Cash prices, represented by regional benchmarks or representative posted county prices for the 2014 crop year.
ARC Payment: We adjusted the official payment reported by FSA to reflect various factors, including estimates of program participation, base acres vs planted acres, and budget sequestration cuts.
Insurance: Average insurance payments per acre reported by the Risk Management Agency for all types of politics on corn.
Revenues: Total cash sales, ARC payments and insurance.
Costs: This includes county average cropland rent reported by USDA and non-land cost budgets prepared by various state Extension offices.
Profits: The difference between revenues and costs.
Several areas stood out as centers of success for the 2014 crop. Overall average corn yields in the U.S. set a record, and many areas enjoyed yields that were well above average. Many counties in Missouri, for example, enjoyed yields that were 50% or more above average.
In other areas, yields weren't as good as expected. But help from the government safety net were enough to push them into a profit. This was true in parts of Iowa and Minnesota. These counties received 100% of their maximum payment from the new Agriculture Risk Coverage program. Because these are consistently good areas for corn production, their yields for the program matched long-term averages, helping the program work more effectively
In some counties, ARC benchmark yields were actually above their long-term averages, which increased their program benefits. This was true in some areas of Iowa and southern Wisconsin, for example.
Historical yields also were a factor in the other part of the government's safety. Growers with better corn yields historically benefited from cheaper crop insurance. That made them more likely to buy up coverage, especially the 85% level of Revenue Protection. That made them more likely to receive an insurance payout if their yields were more average.
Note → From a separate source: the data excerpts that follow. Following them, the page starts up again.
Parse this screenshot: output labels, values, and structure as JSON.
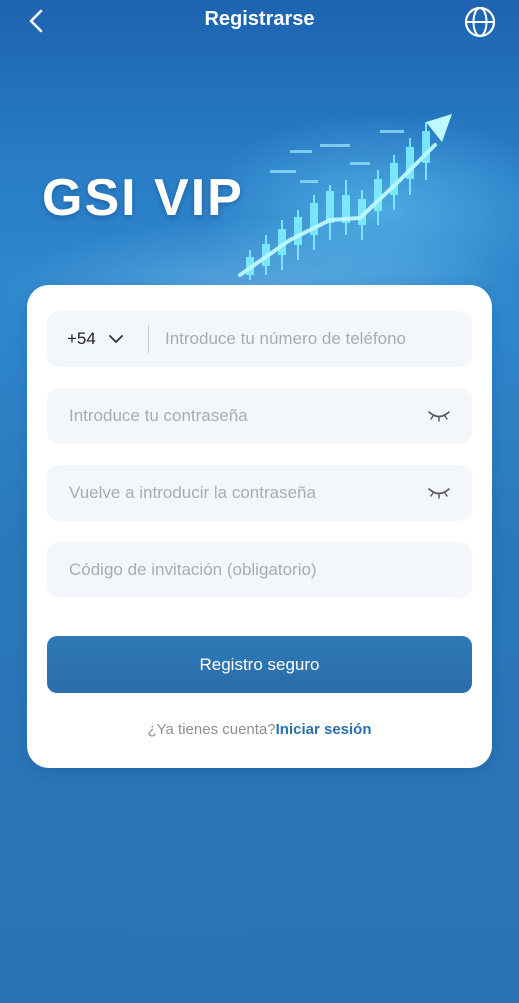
{
  "header": {
    "title": "Registrarse"
  },
  "hero": {
    "brand": "GSI VIP"
  },
  "form": {
    "country_code": "+54",
    "phone_placeholder": "Introduce tu número de teléfono",
    "password_placeholder": "Introduce tu contraseña",
    "confirm_password_placeholder": "Vuelve a introducir la contraseña",
    "invite_placeholder": "Código de invitación (obligatorio)",
    "submit_label": "Registro seguro",
    "have_account_text": "¿Ya tienes cuenta?",
    "login_link_label": "Iniciar sesión"
  },
  "icons": {
    "back": "chevron-left-icon",
    "language": "globe-icon",
    "dropdown": "chevron-down-icon",
    "password_visibility": "eye-closed-icon"
  },
  "colors": {
    "background": "#2a7fc8",
    "primary_button": "#2f78b6",
    "link": "#2b6fae",
    "input_bg": "#f3f6fa"
  }
}
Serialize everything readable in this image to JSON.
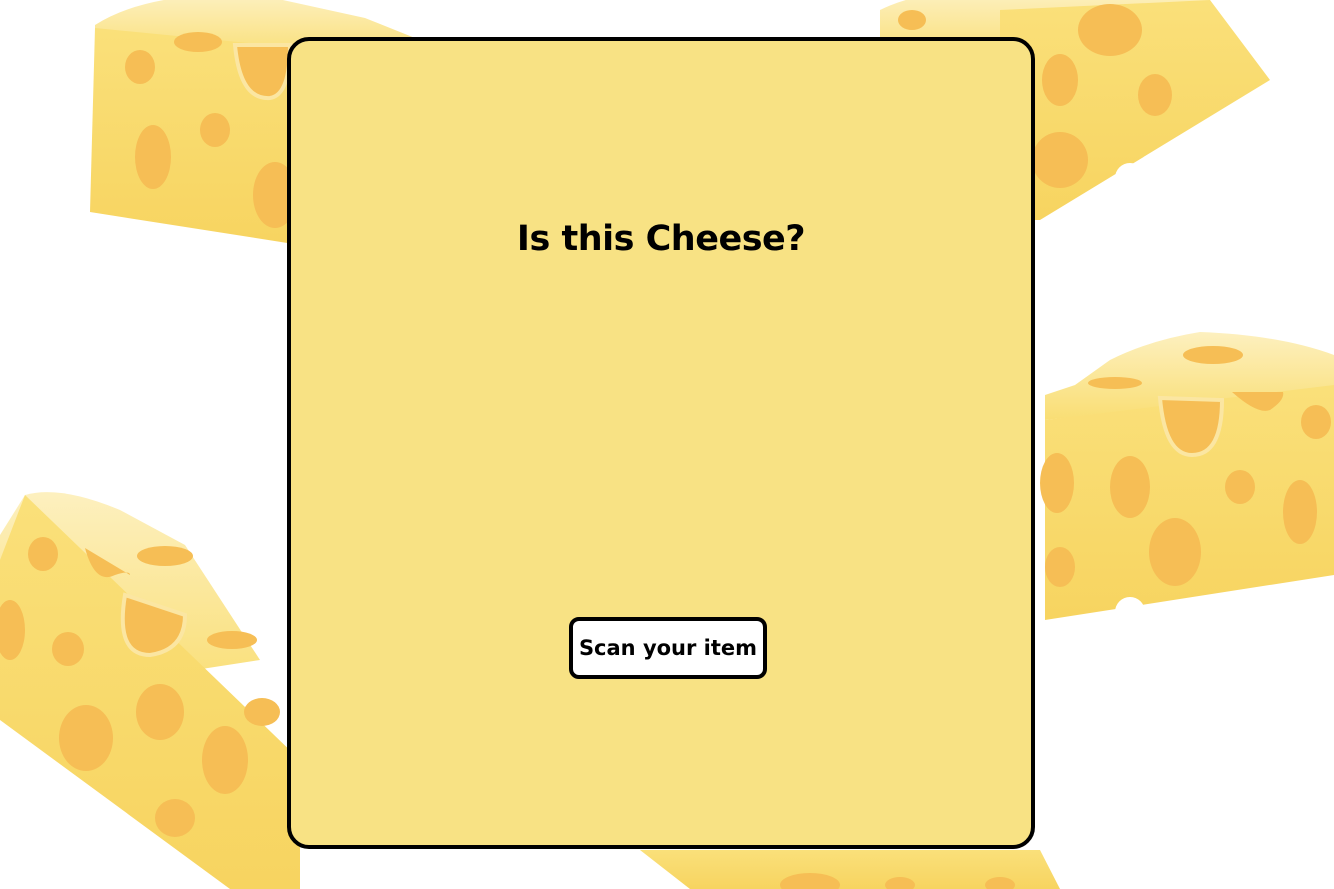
{
  "page": {
    "title": "Is this Cheese?",
    "scan_button_label": "Scan your item"
  },
  "colors": {
    "card_background": "#f8e284",
    "cheese_light": "#f9dc6a",
    "cheese_top": "#fbe8a0",
    "cheese_holes": "#f6be55",
    "border": "#000000"
  },
  "decor": {
    "background_icon": "cheese-wedge-icon"
  }
}
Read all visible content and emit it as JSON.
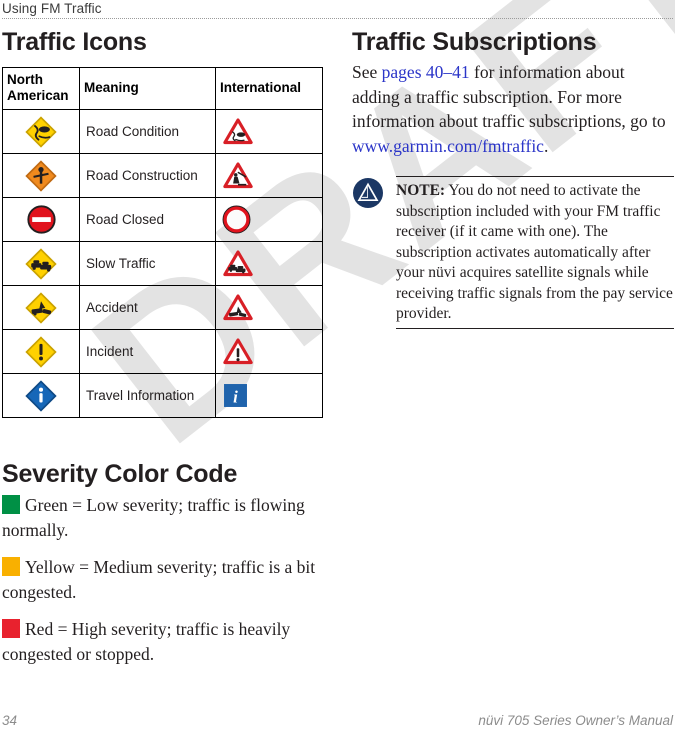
{
  "running_header": {
    "text": "Using FM Traffic"
  },
  "left_column": {
    "heading": "Traffic Icons",
    "table": {
      "columns": [
        "North American",
        "Meaning",
        "International"
      ],
      "rows": [
        {
          "meaning": "Road Condition",
          "na_icon": "yellow-diamond-slippery-road-icon",
          "intl_icon": "red-triangle-slippery-road-icon"
        },
        {
          "meaning": "Road Construction",
          "na_icon": "orange-diamond-construction-icon",
          "intl_icon": "red-triangle-roadworks-icon"
        },
        {
          "meaning": "Road Closed",
          "na_icon": "red-circle-do-not-enter-icon",
          "intl_icon": "red-ring-no-entry-icon"
        },
        {
          "meaning": "Slow Traffic",
          "na_icon": "yellow-diamond-slow-traffic-icon",
          "intl_icon": "red-triangle-queue-icon"
        },
        {
          "meaning": "Accident",
          "na_icon": "yellow-diamond-accident-icon",
          "intl_icon": "red-triangle-accident-icon"
        },
        {
          "meaning": "Incident",
          "na_icon": "yellow-diamond-exclamation-icon",
          "intl_icon": "red-triangle-exclamation-icon"
        },
        {
          "meaning": "Travel Information",
          "na_icon": "blue-diamond-information-icon",
          "intl_icon": "blue-square-information-icon"
        }
      ]
    },
    "severity": {
      "heading": "Severity Color Code",
      "items": [
        {
          "color": "#009045",
          "swatch_name": "green-severity-swatch",
          "text": "Green = Low severity; traffic is flowing normally."
        },
        {
          "color": "#f9b000",
          "swatch_name": "yellow-severity-swatch",
          "text": "Yellow = Medium severity; traffic is a bit congested."
        },
        {
          "color": "#e8222e",
          "swatch_name": "red-severity-swatch",
          "text": "Red = High severity; traffic is heavily congested or stopped."
        }
      ]
    }
  },
  "right_column": {
    "heading": "Traffic Subscriptions",
    "paragraph": {
      "part1": "See ",
      "link1": "pages 40–41",
      "part2": " for information about adding a traffic subscription. For more information about traffic subscriptions, go to ",
      "link2": "www.garmin.com/fmtraffic",
      "part3": "."
    },
    "note": {
      "icon": "garmin-note-icon",
      "label": "NOTE:",
      "text": " You do not need to activate the subscription included with your FM traffic receiver (if it came with one). The subscription activates automatically after your nüvi acquires satellite signals while receiving traffic signals from the pay service provider."
    }
  },
  "footer": {
    "page_number": "34",
    "manual_title": "nüvi 705 Series Owner’s Manual"
  },
  "watermark": {
    "text": "DRAFT"
  },
  "colors": {
    "link": "#2b35c8",
    "note_navy": "#1b3764",
    "rule_gray": "#9b9b9b",
    "footer_gray": "#8c8c8c"
  }
}
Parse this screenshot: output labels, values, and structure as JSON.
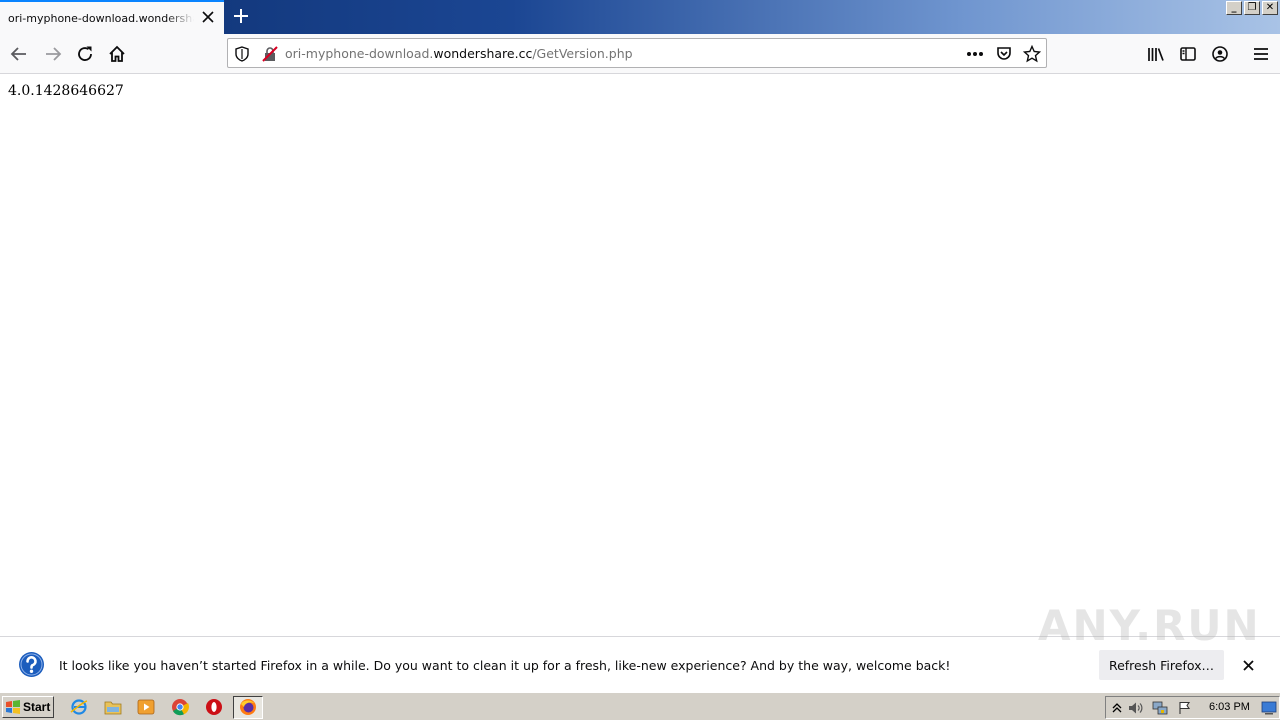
{
  "browser": {
    "tab": {
      "title": "ori-myphone-download.wondershare.cc/GetVersion.php"
    },
    "url": {
      "host_prefix": "ori-myphone-download.",
      "host": "wondershare.cc",
      "path": "/GetVersion.php"
    },
    "window_buttons": {
      "minimize": "_",
      "restore": "❐",
      "close": "✕"
    }
  },
  "page": {
    "body_text": "4.0.1428646627"
  },
  "notification": {
    "message": "It looks like you haven’t started Firefox in a while. Do you want to clean it up for a fresh, like-new experience? And by the way, welcome back!",
    "button_label": "Refresh Firefox…"
  },
  "watermark": "ANY.RUN",
  "taskbar": {
    "start_label": "Start",
    "clock": "6:03 PM",
    "apps": [
      "internet-explorer",
      "file-explorer",
      "media-player",
      "chrome",
      "opera",
      "firefox"
    ]
  },
  "colors": {
    "accent": "#0a84ff",
    "titlebar_start": "#0d2f6e",
    "titlebar_end": "#a9c3e6",
    "info_icon": "#1c5dbd"
  }
}
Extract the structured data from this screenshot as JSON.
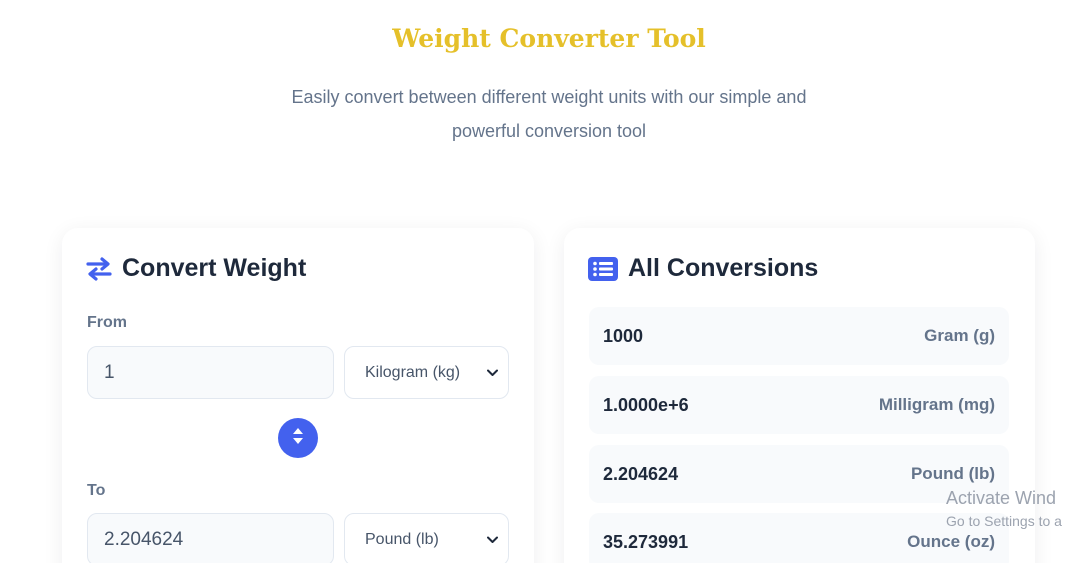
{
  "header": {
    "title": "Weight Converter Tool",
    "subtitle_line1": "Easily convert between different weight units with our simple and",
    "subtitle_line2": "powerful conversion tool"
  },
  "converter": {
    "title": "Convert Weight",
    "icon": "swap-arrows-icon",
    "from_label": "From",
    "from_value": "1",
    "from_unit": "Kilogram (kg)",
    "to_label": "To",
    "to_value": "2.204624",
    "to_unit": "Pound (lb)"
  },
  "conversions": {
    "title": "All Conversions",
    "icon": "list-icon",
    "rows": [
      {
        "value": "1000",
        "unit": "Gram (g)"
      },
      {
        "value": "1.0000e+6",
        "unit": "Milligram (mg)"
      },
      {
        "value": "2.204624",
        "unit": "Pound (lb)"
      },
      {
        "value": "35.273991",
        "unit": "Ounce (oz)"
      }
    ]
  },
  "watermark": {
    "line1": "Activate Wind",
    "line2": "Go to Settings to a"
  },
  "colors": {
    "accent": "#4361ee",
    "title": "#e5c02a"
  }
}
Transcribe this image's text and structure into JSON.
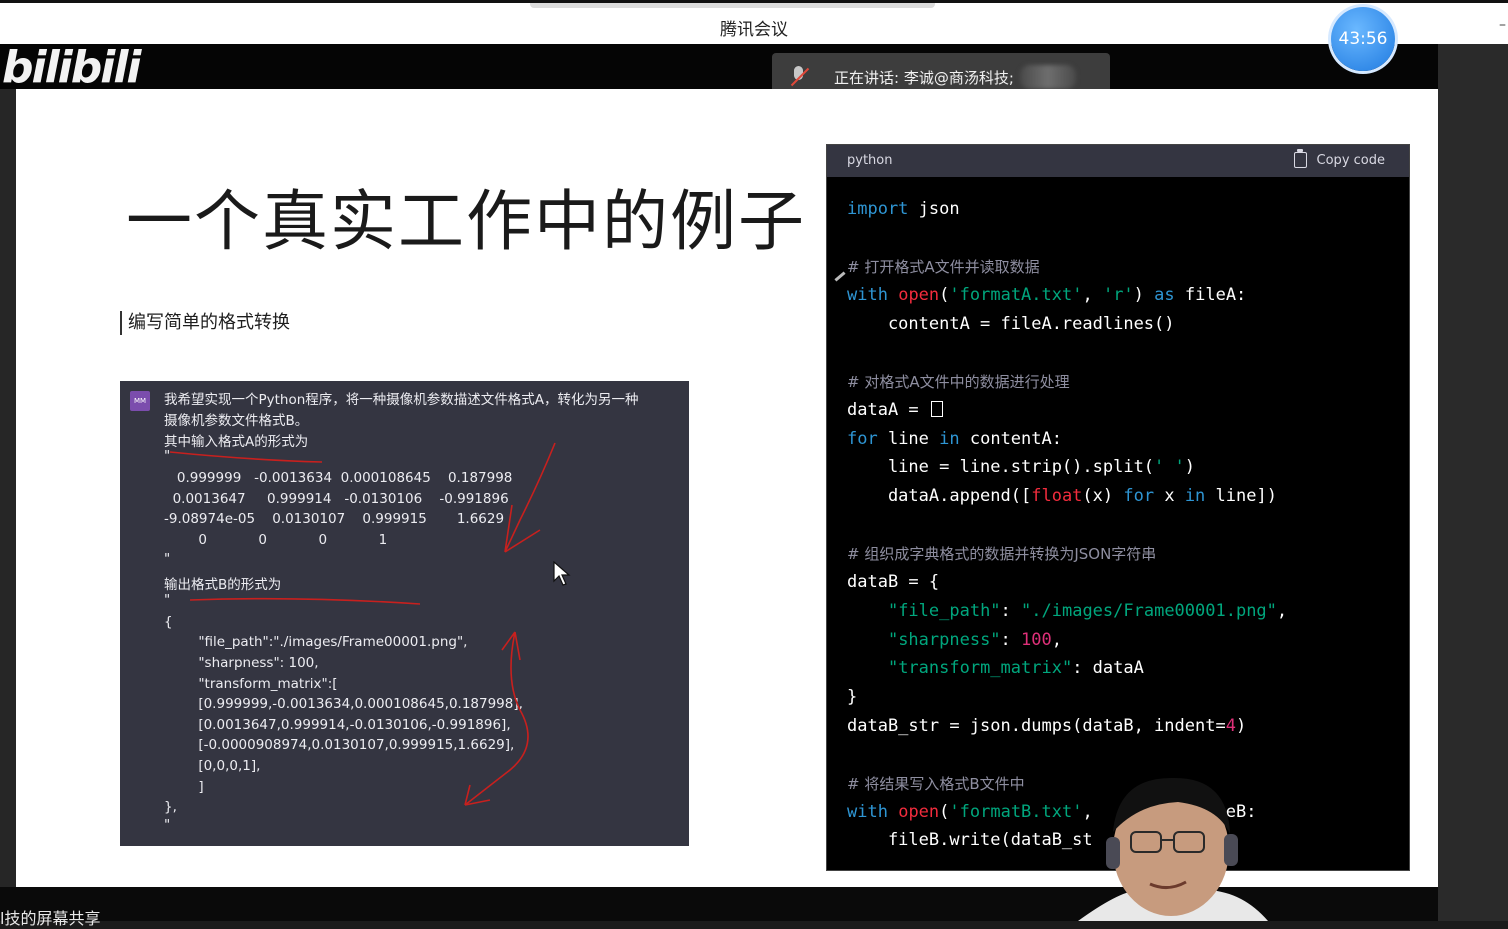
{
  "window": {
    "title": "腾讯会议",
    "timer": "43:56",
    "minimize_glyph": "–"
  },
  "speaking": {
    "label": "正在讲话: 李诚@商汤科技;",
    "icon": "muted-mic-icon"
  },
  "logo": {
    "text": "bilibili"
  },
  "slide": {
    "title": "一个真实工作中的例子",
    "subtitle": "编写简单的格式转换"
  },
  "chat": {
    "avatar": "MM",
    "lines": [
      "我希望实现一个Python程序，将一种摄像机参数描述文件格式A，转化为另一种",
      "摄像机参数文件格式B。",
      "其中输入格式A的形式为",
      "\"",
      "   0.999999   -0.0013634  0.000108645    0.187998",
      "  0.0013647     0.999914   -0.0130106    -0.991896",
      "-9.08974e-05    0.0130107    0.999915       1.6629",
      "        0            0            0            1",
      "\"",
      "输出格式B的形式为",
      "\"",
      "{",
      "        \"file_path\":\"./images/Frame00001.png\",",
      "        \"sharpness\": 100,",
      "        \"transform_matrix\":[",
      "        [0.999999,-0.0013634,0.000108645,0.187998],",
      "        [0.0013647,0.999914,-0.0130106,-0.991896],",
      "        [-0.0000908974,0.0130107,0.999915,1.6629],",
      "        [0,0,0,1],",
      "        ]",
      "},",
      "\""
    ]
  },
  "code_block": {
    "language": "python",
    "copy_label": "Copy code",
    "lines": [
      {
        "parts": [
          {
            "t": "import",
            "c": "kw"
          },
          {
            "t": " json",
            "c": ""
          }
        ]
      },
      {
        "parts": []
      },
      {
        "parts": [
          {
            "t": "# 打开格式A文件并读取数据",
            "c": "cm"
          }
        ]
      },
      {
        "parts": [
          {
            "t": "with",
            "c": "kw"
          },
          {
            "t": " ",
            "c": ""
          },
          {
            "t": "open",
            "c": "fn"
          },
          {
            "t": "(",
            "c": ""
          },
          {
            "t": "'formatA.txt'",
            "c": "st"
          },
          {
            "t": ", ",
            "c": ""
          },
          {
            "t": "'r'",
            "c": "st"
          },
          {
            "t": ") ",
            "c": ""
          },
          {
            "t": "as",
            "c": "kw"
          },
          {
            "t": " fileA:",
            "c": ""
          }
        ]
      },
      {
        "parts": [
          {
            "t": "    contentA = fileA.readlines()",
            "c": ""
          }
        ]
      },
      {
        "parts": []
      },
      {
        "parts": [
          {
            "t": "# 对格式A文件中的数据进行处理",
            "c": "cm"
          }
        ]
      },
      {
        "parts": [
          {
            "t": "dataA = ",
            "c": ""
          },
          {
            "t": "[]",
            "c": "box"
          }
        ]
      },
      {
        "parts": [
          {
            "t": "for",
            "c": "kw"
          },
          {
            "t": " line ",
            "c": ""
          },
          {
            "t": "in",
            "c": "kw"
          },
          {
            "t": " contentA:",
            "c": ""
          }
        ]
      },
      {
        "parts": [
          {
            "t": "    line = line.strip().split(",
            "c": ""
          },
          {
            "t": "' '",
            "c": "st"
          },
          {
            "t": ")",
            "c": ""
          }
        ]
      },
      {
        "parts": [
          {
            "t": "    dataA.append([",
            "c": ""
          },
          {
            "t": "float",
            "c": "fn"
          },
          {
            "t": "(x) ",
            "c": ""
          },
          {
            "t": "for",
            "c": "kw"
          },
          {
            "t": " x ",
            "c": ""
          },
          {
            "t": "in",
            "c": "kw"
          },
          {
            "t": " line])",
            "c": ""
          }
        ]
      },
      {
        "parts": []
      },
      {
        "parts": [
          {
            "t": "# 组织成字典格式的数据并转换为JSON字符串",
            "c": "cm"
          }
        ]
      },
      {
        "parts": [
          {
            "t": "dataB = {",
            "c": ""
          }
        ]
      },
      {
        "parts": [
          {
            "t": "    ",
            "c": ""
          },
          {
            "t": "\"file_path\"",
            "c": "st"
          },
          {
            "t": ": ",
            "c": ""
          },
          {
            "t": "\"./images/Frame00001.png\"",
            "c": "st"
          },
          {
            "t": ",",
            "c": ""
          }
        ]
      },
      {
        "parts": [
          {
            "t": "    ",
            "c": ""
          },
          {
            "t": "\"sharpness\"",
            "c": "st"
          },
          {
            "t": ": ",
            "c": ""
          },
          {
            "t": "100",
            "c": "nm"
          },
          {
            "t": ",",
            "c": ""
          }
        ]
      },
      {
        "parts": [
          {
            "t": "    ",
            "c": ""
          },
          {
            "t": "\"transform_matrix\"",
            "c": "st"
          },
          {
            "t": ": dataA",
            "c": ""
          }
        ]
      },
      {
        "parts": [
          {
            "t": "}",
            "c": ""
          }
        ]
      },
      {
        "parts": [
          {
            "t": "dataB_str = json.dumps(dataB, indent=",
            "c": ""
          },
          {
            "t": "4",
            "c": "nm"
          },
          {
            "t": ")",
            "c": ""
          }
        ]
      },
      {
        "parts": []
      },
      {
        "parts": [
          {
            "t": "# 将结果写入格式B文件中",
            "c": "cm"
          }
        ]
      },
      {
        "parts": [
          {
            "t": "with",
            "c": "kw"
          },
          {
            "t": " ",
            "c": ""
          },
          {
            "t": "open",
            "c": "fn"
          },
          {
            "t": "(",
            "c": ""
          },
          {
            "t": "'formatB.txt'",
            "c": "st"
          },
          {
            "t": ",          fileB:",
            "c": ""
          }
        ]
      },
      {
        "parts": [
          {
            "t": "    fileB.write(dataB_st",
            "c": ""
          }
        ]
      }
    ]
  },
  "bottom": {
    "share_label": "l技的屏幕共享"
  },
  "colors": {
    "keyword": "#2e95d3",
    "function": "#f22c3d",
    "string": "#00a67d",
    "number": "#df3079",
    "comment": "#8e8ea0",
    "annotation_ink": "#c8201e",
    "timer_blue": "#1f7ae0"
  }
}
Costs also figured into profitability, especially rent. High cash rents in Illinois made it impossible there for the average grower to make a profit. Areas with cheaper rents on the fringes of the Corn Belt often did better in our study. However, that points up one difficulty in assessing profitability. Counties on the Plains are more likely to have irrigation. We attempted to average yields, revenues and costs for irrigated and dryland acres in these counties based on historical patterns. But lack of data makes these estimates less clear-cut than in the heart of the Corn Belt.